Mereka menyabet juara I kategori folksong choir , juara III kategori early music , dan juara IV kategori mixed choir pada kompetisi The 14th International Choir Festival Tallin (ICFT) 2015 di Tallin, Estonia, 23-25 April 2015. PSUA di bawah besutan music director Yosafat Rannu Leppong ini berhasil menyisihkan 11 tim paduan suara lain dari Jerman, Estonia, Finlandia, Latvia, Lituania, Norwegia, Austria dan lainnya.
Prestasi ini patut dibanggakan lantaran PSUA satu-satunya wakil Indonesia, bahkan delegasi tunggal untuk Asia pada ICFT itu. ”Setelah menang, tahun 2017 kita diundang lagi. Kita harus mulai persiapan sejak sekarang,” kata Pembina PSUA Marcellino Rudianto di selasela penyambutan.
Marcellino menilai ICFT benar-benar event bergengsi. Jurinya dari lintas negara. Ada Jerman, Australia, India, Italia dan lainnya. Namun, PSUA mampu mendapatkan tiga juara dari kategori folksong choir, early music, dan mixed choir. Lebih membanggakan lagi, pada event yang sama, PSUA mampu menembus babak utama Grand Prix bersama lima tim paduan suara lain.
Di antaranya, Youth Male Choir Estonian National Opera, Segakoor HUIK Estonia, Adolf Fredik’s Church Sweden, Kampiun Laulu Finland, dan Girl’s Choir Kamerhaaled Estonia. Juara-juara yang diraih patut dibanggakan. Kategori folksong choir merupakan kategori lagu rakyat, kategori early music sebelum musik klasik. Khusus kategori mixed choir , meski juara IV, tetap membanggakan.
Pada kategori ini juri tidak menetapkan juara satu karena tidak ada satu pun peserta yang memenuhi kriteria untuk kategori yang satu ini. ”Yang membanggakan karena sulit memenangkan kategori folksong choir karena pesertanya paling banyak. PSUA satu-satunya paduan suara non-Eropa sekaligus satu-satunya dari Asia dan bisa menang,” ulas Marcelinno disusul tepuk tangan mereka yang ikut menyambut.

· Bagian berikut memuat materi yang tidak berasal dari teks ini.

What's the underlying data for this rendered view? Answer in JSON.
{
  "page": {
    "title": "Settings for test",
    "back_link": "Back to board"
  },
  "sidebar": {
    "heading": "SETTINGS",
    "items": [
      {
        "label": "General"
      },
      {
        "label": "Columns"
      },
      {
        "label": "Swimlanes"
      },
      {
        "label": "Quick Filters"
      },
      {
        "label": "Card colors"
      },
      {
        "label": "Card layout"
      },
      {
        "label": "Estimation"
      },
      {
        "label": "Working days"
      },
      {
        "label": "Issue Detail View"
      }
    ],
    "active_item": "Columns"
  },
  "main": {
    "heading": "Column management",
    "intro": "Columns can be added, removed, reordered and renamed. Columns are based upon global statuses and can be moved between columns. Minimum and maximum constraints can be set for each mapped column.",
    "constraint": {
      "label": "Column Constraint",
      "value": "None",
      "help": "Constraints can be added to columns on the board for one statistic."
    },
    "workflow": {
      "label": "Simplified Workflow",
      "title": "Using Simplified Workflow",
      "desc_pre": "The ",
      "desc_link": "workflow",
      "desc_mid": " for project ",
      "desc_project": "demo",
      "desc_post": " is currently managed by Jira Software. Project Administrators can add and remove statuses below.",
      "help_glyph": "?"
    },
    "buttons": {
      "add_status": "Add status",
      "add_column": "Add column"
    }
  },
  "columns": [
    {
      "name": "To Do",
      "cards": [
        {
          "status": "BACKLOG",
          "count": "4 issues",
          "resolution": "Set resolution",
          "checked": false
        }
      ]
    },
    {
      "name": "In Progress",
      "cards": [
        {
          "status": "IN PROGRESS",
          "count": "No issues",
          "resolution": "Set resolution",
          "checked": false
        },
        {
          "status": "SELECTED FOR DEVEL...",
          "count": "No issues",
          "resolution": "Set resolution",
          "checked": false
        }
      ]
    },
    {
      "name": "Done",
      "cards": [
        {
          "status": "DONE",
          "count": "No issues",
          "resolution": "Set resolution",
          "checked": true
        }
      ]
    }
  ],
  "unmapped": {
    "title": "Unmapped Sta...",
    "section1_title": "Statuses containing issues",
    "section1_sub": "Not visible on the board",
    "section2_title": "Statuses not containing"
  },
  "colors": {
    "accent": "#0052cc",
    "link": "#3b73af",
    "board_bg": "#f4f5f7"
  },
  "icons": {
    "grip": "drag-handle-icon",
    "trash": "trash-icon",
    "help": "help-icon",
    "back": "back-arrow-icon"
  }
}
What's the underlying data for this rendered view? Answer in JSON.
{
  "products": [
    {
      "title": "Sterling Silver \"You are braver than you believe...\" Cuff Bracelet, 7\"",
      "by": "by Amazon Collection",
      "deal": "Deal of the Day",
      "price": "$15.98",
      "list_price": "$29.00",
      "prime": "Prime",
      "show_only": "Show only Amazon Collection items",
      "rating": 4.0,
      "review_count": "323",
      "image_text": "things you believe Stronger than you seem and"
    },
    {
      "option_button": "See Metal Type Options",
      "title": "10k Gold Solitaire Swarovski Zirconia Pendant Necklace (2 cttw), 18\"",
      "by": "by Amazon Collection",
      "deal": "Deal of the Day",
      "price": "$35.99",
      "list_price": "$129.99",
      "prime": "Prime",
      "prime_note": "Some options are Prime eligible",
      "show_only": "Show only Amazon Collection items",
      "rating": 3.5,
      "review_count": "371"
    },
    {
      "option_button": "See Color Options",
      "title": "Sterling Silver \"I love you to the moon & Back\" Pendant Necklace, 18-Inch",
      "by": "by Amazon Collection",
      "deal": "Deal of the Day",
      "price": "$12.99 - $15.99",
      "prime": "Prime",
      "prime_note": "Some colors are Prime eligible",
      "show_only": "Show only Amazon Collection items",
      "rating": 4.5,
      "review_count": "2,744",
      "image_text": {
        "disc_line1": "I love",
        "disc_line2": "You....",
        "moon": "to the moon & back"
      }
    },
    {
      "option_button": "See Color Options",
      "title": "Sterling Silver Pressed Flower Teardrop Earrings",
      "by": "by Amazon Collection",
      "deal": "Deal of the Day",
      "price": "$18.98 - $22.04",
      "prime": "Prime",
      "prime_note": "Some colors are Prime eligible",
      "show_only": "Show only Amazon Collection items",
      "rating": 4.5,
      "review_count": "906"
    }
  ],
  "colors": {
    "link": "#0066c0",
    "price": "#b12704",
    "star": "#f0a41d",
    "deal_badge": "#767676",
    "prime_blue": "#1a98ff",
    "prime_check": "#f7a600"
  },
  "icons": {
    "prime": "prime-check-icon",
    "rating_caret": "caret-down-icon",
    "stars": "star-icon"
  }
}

Ada pengalaman menarik ketika PSUA tampil, yakni tampil nyeker alias tanpa alas sepatu. Padahal, suhu di Estonia kurang dari minus 10 derajat Celsius. Keberadaan pemanas suhu dalam ruangan cukup membantu mereka.
Meski demikian, tampilan ekstrem itu sempat membuat waswas Elias Ginting, Duta Besar Indonesia untuk Finlandia, maupun Sekretaris I Pensosbud Kedutaan Besar Republik Indonesia (KBRI) di Helsinki, Made P Sentanajaya. Didera suhu dingin tak menghalangi PSUA membawakan 12 lagu daerah di Tanah Air.
Perpaduan gerak dan lagu membuat penonton maupun juri bak terhipnotis. PSUA menampilkan Janger, Tari Saman, Cingcangkeling, dan Yamko Rambe Yamko. ”Mungkin bagi orang Eropa kita ini aneh karena kita tampil nyeker . Bagi mereka ini aneh. Dubes di sana kuatir kesehatan anak-anak karena suhu di bawah minus 6 derajat,” aku Marcellino.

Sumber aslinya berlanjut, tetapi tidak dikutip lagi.